Jes Staley – Group CEO

Divestiture from non-core to core is bearing fruit

“Our core businesses, Barclays UK and Barclays corporate and international are performing very well, producing a combined underlying return on tangible equity in the second quarter of 11.0%. This already impressive profitability of these businesses today, businesses which represent the future of Barclays, emphasizes again why our strategy is focusing on delivering to our shareholdings the earnings power of those core franchises free from the drag of non-core, and to do this as quickly as possible”

The divestiture continues in H2 2016 unaffected by the Brexit

“Second half will include even more progress in non-core rundown as we anticipate closing deals that we have already announced, including the sale of our cards business in Iberia; the sale of our wealth business in Asia; and the sale of indices business; and the sale of our Italian retail network…To be clear, our assessment is that the Brexit vote in the UK will have no effect on our ability to run down non-core at an accelerated pace; and we therefore, remain confident in reiterating our goal of closing non-core in 2017.”

Diversified business and a prudent track record helps them deal with the Brexit effects

“I believe Barclays is particularly well placed to weather whatever the consequences of a Brexit decision are because of two inherent strengths in our business and strategic approach; specifically, the diversification, which we’ve talked a lot about, and, secondly, a historically prudent approach to risk. For me, as I’ve said before, the best place to be in a time of economic uncertainty is with a large diversified financial institution, and that is precisely what Barclays is today.”

Customers are cautious following the Brexit

“While resolutely open for business, we are detecting some understandable caution in consumer and business confidence, following the referendum and find that some decisions are potentially being put on pause or pushed out while people see how events play out.
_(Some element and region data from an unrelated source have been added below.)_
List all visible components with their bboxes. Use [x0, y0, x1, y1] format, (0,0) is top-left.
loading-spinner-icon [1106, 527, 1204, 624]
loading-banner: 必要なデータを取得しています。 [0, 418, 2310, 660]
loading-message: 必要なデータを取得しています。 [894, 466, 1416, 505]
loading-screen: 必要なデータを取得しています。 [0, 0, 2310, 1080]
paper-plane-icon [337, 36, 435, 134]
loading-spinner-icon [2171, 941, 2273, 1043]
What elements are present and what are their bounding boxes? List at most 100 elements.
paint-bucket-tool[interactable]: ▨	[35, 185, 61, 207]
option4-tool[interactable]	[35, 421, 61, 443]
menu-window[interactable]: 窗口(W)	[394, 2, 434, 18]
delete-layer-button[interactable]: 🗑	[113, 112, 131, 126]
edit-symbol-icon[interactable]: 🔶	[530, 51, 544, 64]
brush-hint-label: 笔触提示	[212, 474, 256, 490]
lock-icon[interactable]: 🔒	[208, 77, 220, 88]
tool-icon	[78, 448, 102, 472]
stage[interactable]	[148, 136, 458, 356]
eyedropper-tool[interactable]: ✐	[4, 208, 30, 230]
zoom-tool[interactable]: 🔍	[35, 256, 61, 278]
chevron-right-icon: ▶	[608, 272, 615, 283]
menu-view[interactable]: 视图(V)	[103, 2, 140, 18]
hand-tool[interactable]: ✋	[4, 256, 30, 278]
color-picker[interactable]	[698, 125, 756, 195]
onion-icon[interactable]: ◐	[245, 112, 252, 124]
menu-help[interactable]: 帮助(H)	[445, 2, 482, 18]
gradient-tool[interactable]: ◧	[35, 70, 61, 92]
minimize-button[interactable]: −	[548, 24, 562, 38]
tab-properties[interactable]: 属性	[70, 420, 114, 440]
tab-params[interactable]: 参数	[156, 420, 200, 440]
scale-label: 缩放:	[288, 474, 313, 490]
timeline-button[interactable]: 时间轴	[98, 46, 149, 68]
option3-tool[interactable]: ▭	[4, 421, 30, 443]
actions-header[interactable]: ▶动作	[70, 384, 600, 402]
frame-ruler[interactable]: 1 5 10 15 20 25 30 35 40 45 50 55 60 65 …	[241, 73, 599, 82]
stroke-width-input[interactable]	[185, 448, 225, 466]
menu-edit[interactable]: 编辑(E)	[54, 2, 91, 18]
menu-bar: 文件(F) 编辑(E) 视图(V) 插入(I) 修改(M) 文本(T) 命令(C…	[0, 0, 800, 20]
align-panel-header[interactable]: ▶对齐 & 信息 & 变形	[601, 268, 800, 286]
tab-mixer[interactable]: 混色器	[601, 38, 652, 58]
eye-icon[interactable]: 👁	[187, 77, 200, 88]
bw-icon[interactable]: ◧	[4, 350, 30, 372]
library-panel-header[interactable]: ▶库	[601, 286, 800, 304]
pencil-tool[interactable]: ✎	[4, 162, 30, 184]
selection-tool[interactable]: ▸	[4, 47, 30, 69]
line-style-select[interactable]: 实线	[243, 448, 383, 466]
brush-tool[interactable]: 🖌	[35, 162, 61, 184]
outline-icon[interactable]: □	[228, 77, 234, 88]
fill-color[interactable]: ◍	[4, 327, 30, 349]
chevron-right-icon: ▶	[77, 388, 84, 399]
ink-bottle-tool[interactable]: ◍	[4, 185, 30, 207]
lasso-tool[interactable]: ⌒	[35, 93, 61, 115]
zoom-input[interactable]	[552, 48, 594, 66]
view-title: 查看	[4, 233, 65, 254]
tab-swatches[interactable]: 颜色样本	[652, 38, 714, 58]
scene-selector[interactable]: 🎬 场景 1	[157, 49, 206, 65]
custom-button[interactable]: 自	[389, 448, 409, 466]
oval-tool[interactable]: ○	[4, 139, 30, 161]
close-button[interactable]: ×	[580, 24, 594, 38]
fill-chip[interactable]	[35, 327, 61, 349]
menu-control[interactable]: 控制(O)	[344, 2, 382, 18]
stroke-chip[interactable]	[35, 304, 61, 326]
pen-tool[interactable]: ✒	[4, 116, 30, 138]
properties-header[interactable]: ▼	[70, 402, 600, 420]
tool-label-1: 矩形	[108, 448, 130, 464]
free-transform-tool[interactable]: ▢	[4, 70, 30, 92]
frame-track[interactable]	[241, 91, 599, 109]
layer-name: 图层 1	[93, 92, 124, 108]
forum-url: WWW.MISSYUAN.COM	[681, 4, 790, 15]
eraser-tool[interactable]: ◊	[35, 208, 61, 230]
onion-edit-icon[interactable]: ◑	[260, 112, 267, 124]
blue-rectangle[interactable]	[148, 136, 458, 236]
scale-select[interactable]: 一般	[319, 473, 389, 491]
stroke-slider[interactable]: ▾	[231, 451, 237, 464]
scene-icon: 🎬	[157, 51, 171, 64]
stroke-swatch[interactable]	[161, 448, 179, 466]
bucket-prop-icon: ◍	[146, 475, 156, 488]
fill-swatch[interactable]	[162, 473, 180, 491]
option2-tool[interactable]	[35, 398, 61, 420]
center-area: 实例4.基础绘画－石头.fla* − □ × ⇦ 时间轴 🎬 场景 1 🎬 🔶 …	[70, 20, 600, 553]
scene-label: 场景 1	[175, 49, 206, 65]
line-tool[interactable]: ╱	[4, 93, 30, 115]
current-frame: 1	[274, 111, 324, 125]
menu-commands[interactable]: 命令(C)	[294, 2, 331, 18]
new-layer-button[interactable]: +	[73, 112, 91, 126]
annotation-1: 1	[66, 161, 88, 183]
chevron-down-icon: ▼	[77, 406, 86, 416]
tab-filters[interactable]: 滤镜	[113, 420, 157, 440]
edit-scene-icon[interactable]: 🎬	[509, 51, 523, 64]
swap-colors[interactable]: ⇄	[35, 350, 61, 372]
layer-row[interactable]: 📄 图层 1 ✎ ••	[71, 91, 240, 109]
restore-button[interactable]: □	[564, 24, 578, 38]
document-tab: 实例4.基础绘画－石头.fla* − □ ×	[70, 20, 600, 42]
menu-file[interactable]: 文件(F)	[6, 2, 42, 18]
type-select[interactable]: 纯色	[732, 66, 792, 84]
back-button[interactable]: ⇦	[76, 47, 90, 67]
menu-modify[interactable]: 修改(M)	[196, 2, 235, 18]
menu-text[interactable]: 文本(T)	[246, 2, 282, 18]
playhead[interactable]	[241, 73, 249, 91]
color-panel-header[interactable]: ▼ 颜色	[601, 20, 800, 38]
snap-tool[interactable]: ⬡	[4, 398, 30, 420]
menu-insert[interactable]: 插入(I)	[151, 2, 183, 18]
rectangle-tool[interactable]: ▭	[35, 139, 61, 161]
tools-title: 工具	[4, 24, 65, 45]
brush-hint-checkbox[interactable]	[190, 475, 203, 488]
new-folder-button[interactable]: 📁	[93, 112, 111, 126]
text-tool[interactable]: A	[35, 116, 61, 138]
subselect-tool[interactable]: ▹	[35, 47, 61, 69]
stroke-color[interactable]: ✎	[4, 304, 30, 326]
However, in my view it is too early to say whether this will be an enduring condition.”

They are hoping that passporting continues

“We believe the development of a single market for financial services in Europe, with the full participation of UK banks, remains the best option for the UK economy, and the best option for the European Union economy. Therefore, any political settlement should ideally retain access to the European capital markets by UK regulated banks; as well as reciprocal continued access to the hugely important British capital markets for European corporates, and European banks.”

Tushar Morzaria – Group Finance Director

The digital migration continues

“Customer behaviors are changing, and we are leading the way in adapting to these changes. We now interact with customers more than 30,000 times per week via either encrypted video calls, we were the first Bank in the UK to offer this service; or via web chat, both online and digitally through our mobile banking app. It was another successful quarter for our digital branch as digital unsecured lending continued to expand with a 38% annualized growth, year-over-year, as we originated 1.1 billion for these loans in H1.”

An excellent quarter for consumer cards and payments; future prospects good.

“Consumer cards and payments had another outstanding quarter. On an underlying basis, profits increased 41%, with strong positive jaws, as income increased by 15%…the growth prospects for the business across cards and payments are encouraging.”